Your pal the Rake already spent a tweet on this, but it really deserves a re-posting here as I reboot the franchise. Here are two of my favorite things, Harold Bloom and Cormac McCarthy:
AVC: You placed Blood Meridian not only firmly in the Western canon, but in your own “canon of the American Sublime.” Have there been any books since that time that you’d consider to be part of that canon?
HB: Well, we have four living writers in America who have, in one way or another, touched what I would call the sublime. They are McCarthy, of course, with Blood Meridian; Philip Roth, particularly with two extraordinary novels, the very savage Sabbath’s Theater and American Pastoral, which I mentioned before; Don DeLillo’s Underworld, which is a little long for what it does but nevertheless is the culmination of what Don can do; and, of course, the mysterious figure of Mr.
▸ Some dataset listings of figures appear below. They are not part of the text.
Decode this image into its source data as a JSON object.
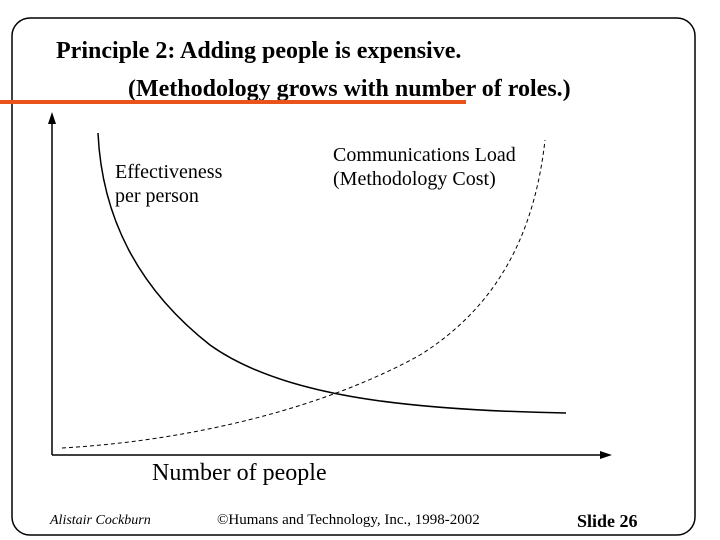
{
  "header": {
    "title_line_1": "Principle 2: Adding people is expensive.",
    "title_line_2": "(Methodology grows with number of roles.)"
  },
  "diagram": {
    "curve_1_label_line_1": "Effectiveness",
    "curve_1_label_line_2": "per person",
    "curve_2_label_line_1": "Communications Load",
    "curve_2_label_line_2": "(Methodology Cost)",
    "x_axis_label": "Number of people"
  },
  "footer": {
    "author": "Alistair Cockburn",
    "copyright": "©Humans and Technology, Inc., 1998-2002",
    "slide": "Slide 26"
  }
}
Pynchon. I don’t know what I would choose if I had to select a single work of sublime fiction from the last century, it probably would not be something by Roth or McCarthy; it would probably be Mason & Dixon, if it were a full-scale book, or if it were a short novel it would probably be The Crying Of Lot 49. Pynchon has the same relation to fiction, I think, that my friend John Ashbery has to poetry: he is beyond compare.
AVC: Blood Meridian is a book that’s filled with all sorts of religious symbolism and mysticism, but it’s often difficult to discern its exact attitude towards religion.
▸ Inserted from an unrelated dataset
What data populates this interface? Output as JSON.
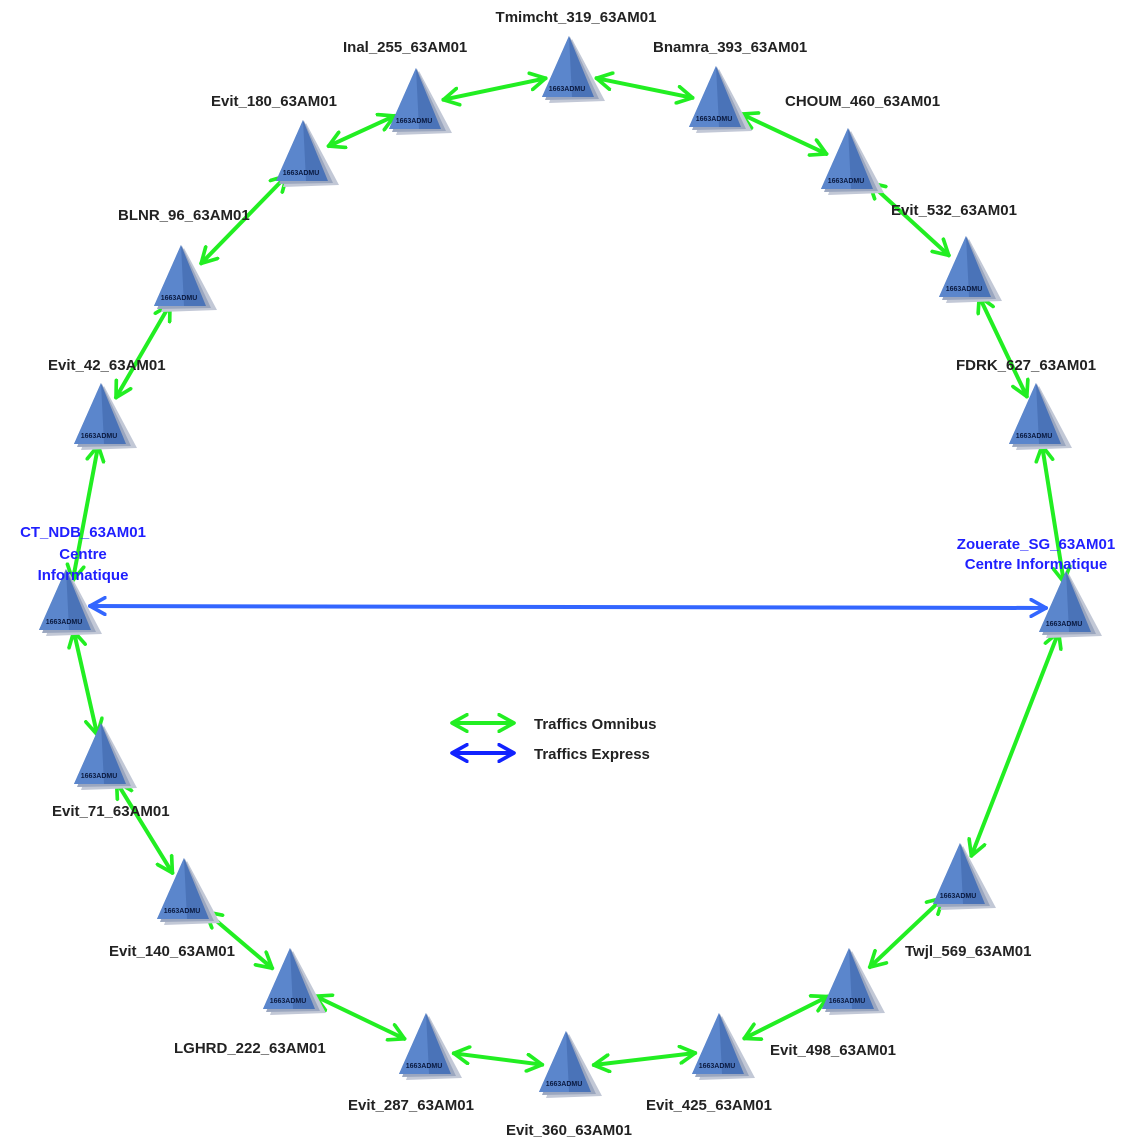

HB: The citations and references to the work of Jacob Böhme, who is, after all, a very specific type of Kabbalistic Gnostic… I think you would have to say that they’re something of an evasion of the themes in Blood Meridian. McCarthy knows exactly what Gnosticism is, and he could have made Judge Holden into an explicitly Gnostic figure if he’d wanted to. He wants to keep Judge Holden completely inexplicable. Saying that he is a sort of Gnostic demiurge is too facile for McCarthy’s portrayal of him.
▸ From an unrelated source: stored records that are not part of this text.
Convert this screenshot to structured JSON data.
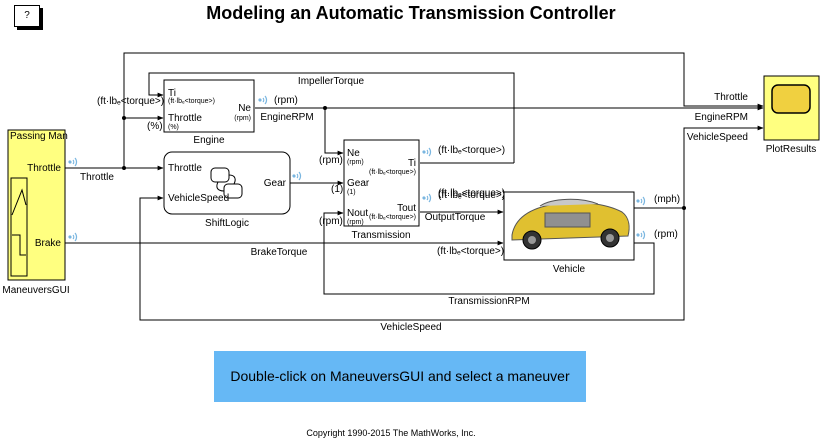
{
  "title": "Modeling an Automatic Transmission Controller",
  "help_label": "?",
  "cta_label": "Double-click on ManeuversGUI and select a maneuver",
  "copyright": "Copyright 1990-2015 The MathWorks, Inc.",
  "colors": {
    "block_yellow": "#ffff80",
    "button_blue": "#66b8f5",
    "wifi_blue": "#7ab6e0"
  },
  "blocks": {
    "maneuvers": {
      "name": "ManeuversGUI",
      "inner_title": "Passing Man",
      "throttle": "Throttle",
      "brake": "Brake"
    },
    "engine": {
      "name": "Engine",
      "ti": "Ti",
      "ti_unit": "(ft·lbₑ<torque>)",
      "throttle": "Throttle",
      "throttle_unit": "(%)",
      "ne": "Ne",
      "ne_unit": "(rpm)"
    },
    "shiftlogic": {
      "name": "ShiftLogic",
      "throttle": "Throttle",
      "vehiclespeed": "VehicleSpeed",
      "gear": "Gear"
    },
    "transmission": {
      "name": "Transmission",
      "ne": "Ne",
      "ne_unit": "(rpm)",
      "gear": "Gear",
      "gear_unit": "(1)",
      "nout": "Nout",
      "nout_unit": "(rpm)",
      "ti": "Ti",
      "ti_unit": "(ft·lbₑ<torque>)",
      "tout": "Tout",
      "tout_unit": "(ft·lbₑ<torque>)"
    },
    "vehicle": {
      "name": "Vehicle"
    },
    "plotresults": {
      "name": "PlotResults"
    }
  },
  "signals": {
    "impeller_torque": "ImpellerTorque",
    "engine_rpm": "EngineRPM",
    "throttle": "Throttle",
    "output_torque": "OutputTorque",
    "brake_torque": "BrakeTorque",
    "transmission_rpm": "TransmissionRPM",
    "vehicle_speed": "VehicleSpeed",
    "plot_throttle": "Throttle",
    "plot_engine_rpm": "EngineRPM",
    "plot_vehicle_speed": "VehicleSpeed"
  },
  "units": {
    "torque_in": "(ft·lbₑ<torque>)",
    "pct_in": "(%)",
    "rpm_engine": "(rpm)",
    "ti_trans": "(ft·lbₑ<torque>)",
    "rpm_ne_in": "(rpm)",
    "gear_in": "(1)",
    "rpm_nout_in": "(rpm)",
    "tout_trans": "(ft·lbₑ<torque>)",
    "vehicle_torque_in": "(ft·lbₑ<torque>)",
    "vehicle_brake_in": "(ft·lbₑ<torque>)",
    "mph": "(mph)",
    "rpm_vehicle": "(rpm)"
  }
}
AVC: You’ve been extremely critical of the politicization of teaching literature…
HB: Critical, young man, is hardly the word. I stand against it like Jeremiah prophesying in Jerusalem. It has destroyed most of university culture. The teaching of high literature now hardly exists in the United States. The academy is in ruins, and they’ve destroyed themselves.
Try saying that last bit in your best Howard-Cosell-in-high-dudgeon voice. Works like a charm, doesn't it?
It makes perfect sense, though: Both classic bloviators, with one foot (at least) firmly planted in the tradition of the Great American Huckster.